Sono in aumento nell’ultima settimana sia l’indice Rt che l’incidenza. Secondo quanto emerge dalla riunione della cabina di regia ministero della Salute-Iss in corso questa mattina, l’Rt è a 0,96, contro lo 0,86 di sette giorni fa, mentre l’incidenza è salita da 34 a 46 casi per centomila abitanti.
In dettaglio, l’incidenza settimanale del Covid a livello nazionale è a 46 per 100.000 abitanti (22/10/2021 -28/10/2021) vs 34 per 100.000 abitanti (15/10/2021 -21/10/2021).
Nel periodo 6 ottobre – 19 ottobre 2021, l’Rt medio calcolato sui casi sintomatici è stato pari a 0,96 (range 0,83 – 1,16), appena al di sotto della soglia epidemica è in aumento rispetto alla settimana precedente. Al di sopra della soglia epidemica è Rt “augmented” (Rt=1.14 (1,13-1,16) al 19/10/2021), calcolato su dati parzialmente completi e parzialmente imputati per l’ultima settimana. Aumenta e supera la soglia epidemica l’indice di trasmissibilità basato sui casi con ricovero ospedaliero (Rt=1,13 (1,07-1,19) al 19/10/2021 vs Rt=0,89 (0,84-0,93) al 12/10/2021). Si ritiene che le stime di Rt siano poco sensibili al recente aumento del numero di tamponi effettuati, poiché tali stime sono basate sui soli casi sintomatici e/o ospedalizzati.
Iniziano a salire i ricoveri ordinari, mentre restano ancora stabili le terapie intensive. “Aumenta e supera la soglia epidemica – si legge nel report – l’indice di trasmissibilità basato sui casi con ricovero ospedaliero (Rt=1,13 (1,07-1,19) al 19/10/2021 vs Rt=0,89 (0,84-0,93) al 12/10/2021)“. Il tasso di occupazione in terapia intensiva “è stabile al 3,7% (rilevazione giornaliera Ministero della Salute al 28/10). Il tasso di occupazione in aree mediche a livello nazionale sale al 4,5%“.

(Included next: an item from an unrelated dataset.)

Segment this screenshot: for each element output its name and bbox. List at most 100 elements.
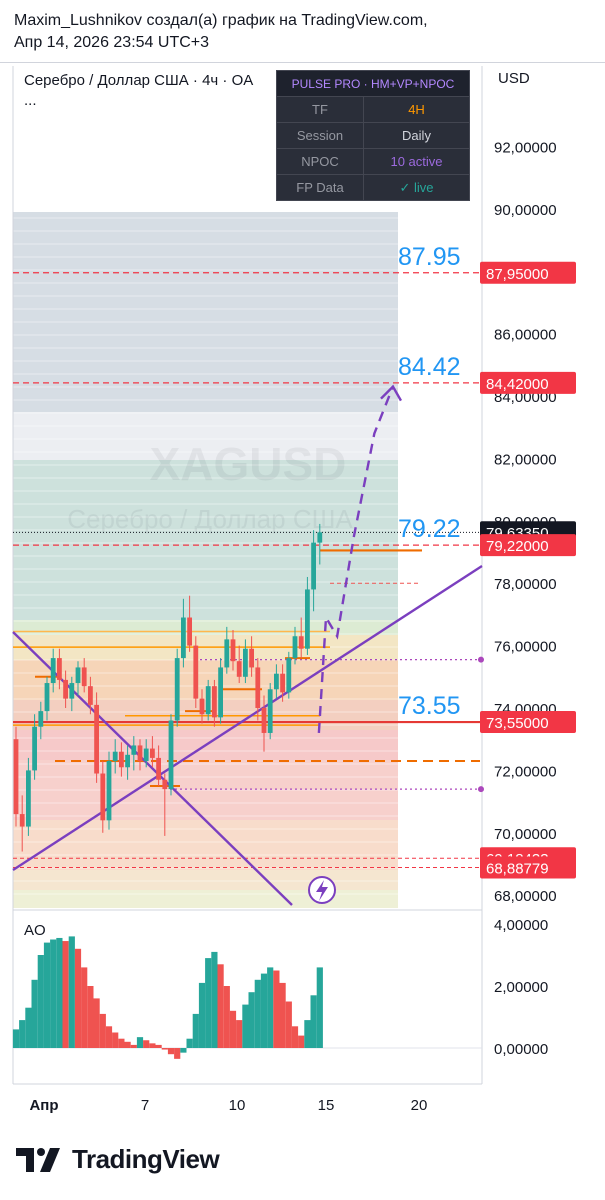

Salgono da 4 a 18 le Regioni classificate a rischio moderato. Secondo il report settimanale della cabina di regia ministero della Salute-Iss, solo 3 Regioni risultano classificate a rischio basso. Inoltre 13 Regioni riportano un’allerta di resilienza. Nessuna riporta molteplici allerte di resilienza. “In forte aumento – si legge ancora nel report – il numero di nuovi casi non associati a catene di trasmissione (6.264 vs 4.759 della settimana precedente). La percentuale dei casi rilevati attraverso l’attivita’ di tracciamento dei contatti e’ stabile (33% vs 33% la scorsa settimana). E’ stabile anche la percentuale dei casi rilevati attraverso la comparsa dei sintomi (47% vs 47%). Aumenta lievemente la percentuale di casi diagnosticati attraverso attivita’ di screening (20% vs 19%)“.